En Cuadros de una exposición, de Mussorgsky-Ravel, la Orquesta de Toulouse mostró -como ha hecho otras veces en el Festival- su enorme capacidad, fuerza y plenitud en cuerdas, vientos, percusión. Pero, además, el diálogo con su director Tugan Sokier es tan profundo, que no se escapa detalle, plano, contraste, extrayendo cada milímetro de la paleta sonora raveliana que pone a disposición de la original partitura para piano. Tras cada Promenade (paseo) nos deslumbra una estampa, un cuadro sinfónico, sutil, humorístico o profundo como una catacumba o grandioso como La gran puerta de Kiev. Pocas veces hemos escuchado una versión más contrastada, más lúcida y más arrebatadora, donde cuerdas y metales, percusiones y arpas rivalizan para componer la gran exposición.

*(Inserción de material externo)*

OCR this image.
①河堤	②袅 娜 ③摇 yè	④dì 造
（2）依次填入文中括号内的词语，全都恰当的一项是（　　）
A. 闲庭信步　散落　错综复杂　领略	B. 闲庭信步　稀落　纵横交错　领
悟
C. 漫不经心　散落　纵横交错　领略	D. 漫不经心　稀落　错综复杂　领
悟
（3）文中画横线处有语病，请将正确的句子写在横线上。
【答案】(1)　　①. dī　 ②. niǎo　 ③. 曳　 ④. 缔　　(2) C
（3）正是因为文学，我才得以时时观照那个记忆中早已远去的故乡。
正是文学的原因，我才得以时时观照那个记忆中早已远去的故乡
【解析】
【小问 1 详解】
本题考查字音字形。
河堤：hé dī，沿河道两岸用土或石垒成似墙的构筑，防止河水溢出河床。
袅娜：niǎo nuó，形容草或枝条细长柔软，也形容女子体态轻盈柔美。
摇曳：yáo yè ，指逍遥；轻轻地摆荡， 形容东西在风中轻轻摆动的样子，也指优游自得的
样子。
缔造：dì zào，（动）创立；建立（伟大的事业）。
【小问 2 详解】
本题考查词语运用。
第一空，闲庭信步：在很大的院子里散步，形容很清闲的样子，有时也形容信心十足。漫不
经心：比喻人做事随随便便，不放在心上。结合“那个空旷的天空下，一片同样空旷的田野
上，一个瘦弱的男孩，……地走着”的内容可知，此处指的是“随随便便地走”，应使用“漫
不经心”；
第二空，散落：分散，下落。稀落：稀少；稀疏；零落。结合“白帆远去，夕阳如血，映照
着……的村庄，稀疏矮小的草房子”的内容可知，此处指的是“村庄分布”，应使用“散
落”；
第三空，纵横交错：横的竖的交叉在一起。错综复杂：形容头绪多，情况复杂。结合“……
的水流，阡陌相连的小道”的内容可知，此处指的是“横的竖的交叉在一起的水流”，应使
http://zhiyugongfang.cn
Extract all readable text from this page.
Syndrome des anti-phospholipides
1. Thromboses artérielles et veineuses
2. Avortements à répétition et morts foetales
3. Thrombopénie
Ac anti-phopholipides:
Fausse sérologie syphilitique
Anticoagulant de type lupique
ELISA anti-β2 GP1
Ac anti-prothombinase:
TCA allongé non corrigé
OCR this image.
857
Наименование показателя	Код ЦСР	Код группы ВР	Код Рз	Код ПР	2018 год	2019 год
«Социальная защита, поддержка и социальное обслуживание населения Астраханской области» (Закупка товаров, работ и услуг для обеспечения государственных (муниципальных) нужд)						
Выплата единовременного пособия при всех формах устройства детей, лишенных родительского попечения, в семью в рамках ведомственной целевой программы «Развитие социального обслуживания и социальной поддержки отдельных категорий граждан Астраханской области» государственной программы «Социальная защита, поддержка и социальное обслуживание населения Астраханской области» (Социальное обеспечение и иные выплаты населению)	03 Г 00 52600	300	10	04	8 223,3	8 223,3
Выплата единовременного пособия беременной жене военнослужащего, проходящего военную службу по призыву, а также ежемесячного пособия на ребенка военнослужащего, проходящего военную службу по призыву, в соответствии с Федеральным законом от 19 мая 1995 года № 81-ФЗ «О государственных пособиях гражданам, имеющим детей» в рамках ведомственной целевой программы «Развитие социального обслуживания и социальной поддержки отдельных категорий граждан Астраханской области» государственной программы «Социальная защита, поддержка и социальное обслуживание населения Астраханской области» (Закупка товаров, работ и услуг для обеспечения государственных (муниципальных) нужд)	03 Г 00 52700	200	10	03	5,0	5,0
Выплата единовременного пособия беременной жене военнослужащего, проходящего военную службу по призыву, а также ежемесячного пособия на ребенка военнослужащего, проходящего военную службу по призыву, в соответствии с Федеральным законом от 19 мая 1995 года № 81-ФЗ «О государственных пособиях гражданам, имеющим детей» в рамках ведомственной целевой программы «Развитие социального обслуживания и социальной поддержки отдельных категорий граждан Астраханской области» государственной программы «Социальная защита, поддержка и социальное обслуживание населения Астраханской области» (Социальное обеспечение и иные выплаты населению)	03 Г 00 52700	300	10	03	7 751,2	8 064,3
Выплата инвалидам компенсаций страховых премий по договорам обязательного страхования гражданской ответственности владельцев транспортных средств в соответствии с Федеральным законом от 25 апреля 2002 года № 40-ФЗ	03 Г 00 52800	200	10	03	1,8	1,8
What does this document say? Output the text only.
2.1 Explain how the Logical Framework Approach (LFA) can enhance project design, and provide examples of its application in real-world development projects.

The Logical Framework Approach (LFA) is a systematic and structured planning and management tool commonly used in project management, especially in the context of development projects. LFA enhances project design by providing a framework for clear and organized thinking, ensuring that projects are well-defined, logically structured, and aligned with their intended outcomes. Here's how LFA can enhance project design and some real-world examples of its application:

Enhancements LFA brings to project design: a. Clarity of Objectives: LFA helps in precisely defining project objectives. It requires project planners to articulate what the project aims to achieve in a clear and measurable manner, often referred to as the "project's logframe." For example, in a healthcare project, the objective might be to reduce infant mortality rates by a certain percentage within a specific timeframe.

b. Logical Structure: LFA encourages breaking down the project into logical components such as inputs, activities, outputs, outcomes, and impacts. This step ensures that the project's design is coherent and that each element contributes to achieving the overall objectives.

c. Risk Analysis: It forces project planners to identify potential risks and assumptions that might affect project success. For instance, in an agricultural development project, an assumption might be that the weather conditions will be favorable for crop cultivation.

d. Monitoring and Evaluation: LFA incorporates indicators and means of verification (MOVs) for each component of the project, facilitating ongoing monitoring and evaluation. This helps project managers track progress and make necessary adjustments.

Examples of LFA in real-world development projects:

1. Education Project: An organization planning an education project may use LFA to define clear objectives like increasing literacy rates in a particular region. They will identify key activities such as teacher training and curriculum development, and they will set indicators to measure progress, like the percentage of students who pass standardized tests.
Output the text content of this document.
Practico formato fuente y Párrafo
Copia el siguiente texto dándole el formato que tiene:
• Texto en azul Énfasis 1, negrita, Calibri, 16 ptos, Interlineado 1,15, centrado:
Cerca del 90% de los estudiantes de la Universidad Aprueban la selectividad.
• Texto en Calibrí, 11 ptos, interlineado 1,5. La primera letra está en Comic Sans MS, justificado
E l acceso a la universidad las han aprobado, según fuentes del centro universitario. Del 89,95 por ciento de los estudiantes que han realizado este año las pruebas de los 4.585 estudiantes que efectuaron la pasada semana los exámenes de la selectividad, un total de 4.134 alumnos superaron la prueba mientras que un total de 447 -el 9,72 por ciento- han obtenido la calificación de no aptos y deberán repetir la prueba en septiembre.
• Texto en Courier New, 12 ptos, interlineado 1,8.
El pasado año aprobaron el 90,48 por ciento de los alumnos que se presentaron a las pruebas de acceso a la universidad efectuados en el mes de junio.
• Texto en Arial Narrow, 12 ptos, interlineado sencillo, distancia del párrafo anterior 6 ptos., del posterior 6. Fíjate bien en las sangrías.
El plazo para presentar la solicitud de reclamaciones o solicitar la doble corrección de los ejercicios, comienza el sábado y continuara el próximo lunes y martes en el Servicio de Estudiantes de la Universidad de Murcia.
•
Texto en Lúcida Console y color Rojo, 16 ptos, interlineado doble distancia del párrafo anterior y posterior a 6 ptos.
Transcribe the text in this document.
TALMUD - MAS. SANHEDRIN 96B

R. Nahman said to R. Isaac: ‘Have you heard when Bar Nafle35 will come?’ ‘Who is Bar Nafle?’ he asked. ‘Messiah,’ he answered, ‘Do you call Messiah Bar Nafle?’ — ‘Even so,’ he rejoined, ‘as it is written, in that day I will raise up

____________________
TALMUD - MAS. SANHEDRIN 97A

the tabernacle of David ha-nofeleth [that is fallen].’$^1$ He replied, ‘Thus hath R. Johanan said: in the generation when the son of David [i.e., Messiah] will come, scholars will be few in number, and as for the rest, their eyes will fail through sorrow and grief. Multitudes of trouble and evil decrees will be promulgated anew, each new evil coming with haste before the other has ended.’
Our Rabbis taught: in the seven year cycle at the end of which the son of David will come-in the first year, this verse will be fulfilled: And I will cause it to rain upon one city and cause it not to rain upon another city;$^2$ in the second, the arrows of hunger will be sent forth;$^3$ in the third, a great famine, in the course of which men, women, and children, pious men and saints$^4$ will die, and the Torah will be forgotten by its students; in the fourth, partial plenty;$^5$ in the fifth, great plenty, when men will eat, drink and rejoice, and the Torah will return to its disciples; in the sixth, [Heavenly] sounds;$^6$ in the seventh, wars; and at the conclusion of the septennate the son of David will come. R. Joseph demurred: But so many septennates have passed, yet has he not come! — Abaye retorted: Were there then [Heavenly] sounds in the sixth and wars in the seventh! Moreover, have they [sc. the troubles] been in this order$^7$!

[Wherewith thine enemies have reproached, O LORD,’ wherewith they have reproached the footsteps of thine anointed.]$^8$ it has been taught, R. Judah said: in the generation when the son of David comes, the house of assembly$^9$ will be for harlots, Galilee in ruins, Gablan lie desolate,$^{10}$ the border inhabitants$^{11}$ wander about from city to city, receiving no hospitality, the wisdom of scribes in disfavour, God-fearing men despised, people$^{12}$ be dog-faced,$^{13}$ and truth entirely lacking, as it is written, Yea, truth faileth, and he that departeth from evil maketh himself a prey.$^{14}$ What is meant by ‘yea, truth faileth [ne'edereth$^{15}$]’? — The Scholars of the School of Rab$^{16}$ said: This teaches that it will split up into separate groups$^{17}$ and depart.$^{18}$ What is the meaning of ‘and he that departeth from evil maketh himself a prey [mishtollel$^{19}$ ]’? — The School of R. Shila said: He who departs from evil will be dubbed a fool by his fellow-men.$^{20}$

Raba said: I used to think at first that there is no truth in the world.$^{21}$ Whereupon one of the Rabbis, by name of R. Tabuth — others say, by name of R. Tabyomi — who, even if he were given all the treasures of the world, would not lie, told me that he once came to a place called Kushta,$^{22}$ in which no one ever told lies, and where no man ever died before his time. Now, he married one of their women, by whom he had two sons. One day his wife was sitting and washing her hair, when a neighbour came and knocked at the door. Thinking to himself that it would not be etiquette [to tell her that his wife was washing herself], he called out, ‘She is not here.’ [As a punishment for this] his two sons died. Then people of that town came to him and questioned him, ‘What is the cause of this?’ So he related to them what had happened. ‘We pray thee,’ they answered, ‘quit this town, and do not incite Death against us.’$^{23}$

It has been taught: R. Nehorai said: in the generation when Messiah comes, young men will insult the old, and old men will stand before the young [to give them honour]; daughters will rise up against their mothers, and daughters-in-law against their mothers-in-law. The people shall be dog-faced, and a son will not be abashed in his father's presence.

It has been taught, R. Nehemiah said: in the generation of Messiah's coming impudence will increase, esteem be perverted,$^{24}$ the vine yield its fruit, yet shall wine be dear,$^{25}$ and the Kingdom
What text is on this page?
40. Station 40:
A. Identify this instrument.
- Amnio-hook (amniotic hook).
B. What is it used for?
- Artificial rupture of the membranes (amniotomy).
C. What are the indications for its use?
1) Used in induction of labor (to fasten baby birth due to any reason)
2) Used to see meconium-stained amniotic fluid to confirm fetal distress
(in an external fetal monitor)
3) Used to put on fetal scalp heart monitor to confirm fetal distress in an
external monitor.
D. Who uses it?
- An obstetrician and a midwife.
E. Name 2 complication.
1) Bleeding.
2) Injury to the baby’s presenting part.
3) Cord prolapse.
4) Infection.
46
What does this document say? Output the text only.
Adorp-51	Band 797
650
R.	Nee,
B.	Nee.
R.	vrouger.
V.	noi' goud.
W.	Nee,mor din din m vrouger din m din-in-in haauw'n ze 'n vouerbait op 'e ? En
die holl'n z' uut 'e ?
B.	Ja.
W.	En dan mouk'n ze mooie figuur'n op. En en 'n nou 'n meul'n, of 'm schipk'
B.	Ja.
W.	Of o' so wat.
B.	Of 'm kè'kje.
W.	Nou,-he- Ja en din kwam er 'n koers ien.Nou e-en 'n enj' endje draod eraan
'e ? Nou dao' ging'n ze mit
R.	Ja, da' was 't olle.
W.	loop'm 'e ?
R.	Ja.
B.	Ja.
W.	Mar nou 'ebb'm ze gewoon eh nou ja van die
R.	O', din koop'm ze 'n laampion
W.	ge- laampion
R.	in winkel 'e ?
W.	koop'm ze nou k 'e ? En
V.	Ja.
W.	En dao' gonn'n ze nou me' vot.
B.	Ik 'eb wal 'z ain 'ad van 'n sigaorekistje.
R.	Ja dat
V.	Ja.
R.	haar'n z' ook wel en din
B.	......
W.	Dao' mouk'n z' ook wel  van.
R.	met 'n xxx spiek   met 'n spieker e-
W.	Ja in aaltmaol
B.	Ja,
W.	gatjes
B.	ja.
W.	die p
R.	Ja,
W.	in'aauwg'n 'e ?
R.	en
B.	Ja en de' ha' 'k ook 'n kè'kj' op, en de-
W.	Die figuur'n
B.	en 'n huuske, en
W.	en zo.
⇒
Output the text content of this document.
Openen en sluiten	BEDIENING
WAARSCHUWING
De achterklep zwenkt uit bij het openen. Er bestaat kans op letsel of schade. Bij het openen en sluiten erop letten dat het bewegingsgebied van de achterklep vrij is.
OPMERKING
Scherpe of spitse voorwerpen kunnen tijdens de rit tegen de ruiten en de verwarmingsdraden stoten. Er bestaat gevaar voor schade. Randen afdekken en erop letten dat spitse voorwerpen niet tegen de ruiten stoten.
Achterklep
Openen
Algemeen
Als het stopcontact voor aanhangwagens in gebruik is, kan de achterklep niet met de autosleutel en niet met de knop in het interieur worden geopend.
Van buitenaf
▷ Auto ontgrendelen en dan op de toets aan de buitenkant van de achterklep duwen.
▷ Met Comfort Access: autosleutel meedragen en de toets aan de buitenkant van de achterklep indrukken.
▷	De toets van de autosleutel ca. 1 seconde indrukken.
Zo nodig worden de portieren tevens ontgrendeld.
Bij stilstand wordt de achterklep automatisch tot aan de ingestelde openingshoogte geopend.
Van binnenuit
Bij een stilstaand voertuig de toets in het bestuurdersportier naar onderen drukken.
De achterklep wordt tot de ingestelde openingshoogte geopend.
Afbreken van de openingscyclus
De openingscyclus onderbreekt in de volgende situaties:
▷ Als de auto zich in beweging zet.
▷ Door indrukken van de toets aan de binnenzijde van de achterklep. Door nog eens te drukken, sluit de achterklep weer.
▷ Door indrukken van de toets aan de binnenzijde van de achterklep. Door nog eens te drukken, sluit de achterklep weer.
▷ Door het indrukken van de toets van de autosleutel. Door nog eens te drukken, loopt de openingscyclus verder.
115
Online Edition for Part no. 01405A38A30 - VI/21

Y un final apoteósico, el de una epopeya del pueblo ruso, relatada por Eisenstein en el cine con el título de Alexander Nevski, el príncipe que les salvó de la conquista de los cruzados teutones en el siglo XII, a la que puso música Prokofiev, música que condensaría en la cantata op. 78 del mismo nombre y que ya comenté ampliamente, en el citado análisis, su contenido y sus circunstancias, tanto del cineasta, como del compositor y su tiempo, la Rusia de la revolución soviética. Para exponer esta epopeya épica -enfrentamientos guerreros, derrotas, victorias, campo de batallas, en la soledad de los muertos, triunfo final del pueblo ruso con la entrada de Alexander Nevsky en Pskov- hace falta otra epopeya sinfónica y coral: la que nos ofreció la Orquesta de Toulouse y el Coro de la Generalitat Valenciana, sin olvidarnos del canto dolorido que hizo de nuevo Diadkova en la penúltima página El campo de los muertos. Fue un portento de elocuencia, de matices, de grandiosidad épica, como corresponde a la partitura. Una vez más Tugan Sokhiev se sumergió en la orquesta y le insufló una fuerza, dinámica y emoción excepcionales, extrayendo y mostrando todos los elementos sonoros dispuestos por el autor. Tuvo la extraordinaria colaboración del Cor de la Generalitat Valenciana, que dirige Francesc Perales, que había recibido la medalla de Honor del Festival por sus diversas colaboraciones en el mismo. Ejemplo de esa atención y vitalismo de Sokhiev fue el final, donde teniendo el coro al límite de la intensidad sonora, eleva los brazos para subir otro escalón casi imposible del fortísimo. Era toda una epopeya musical, digno subrayado de otra epopeya histórica de un pueblo cantando sus libertades que, con todas las intenciones políticas coyunturales que se quiera, prevalecerá, como el cine de Eisenstein, como un hito más que añadir a la riqueza de la música rusa de todos los tiempos.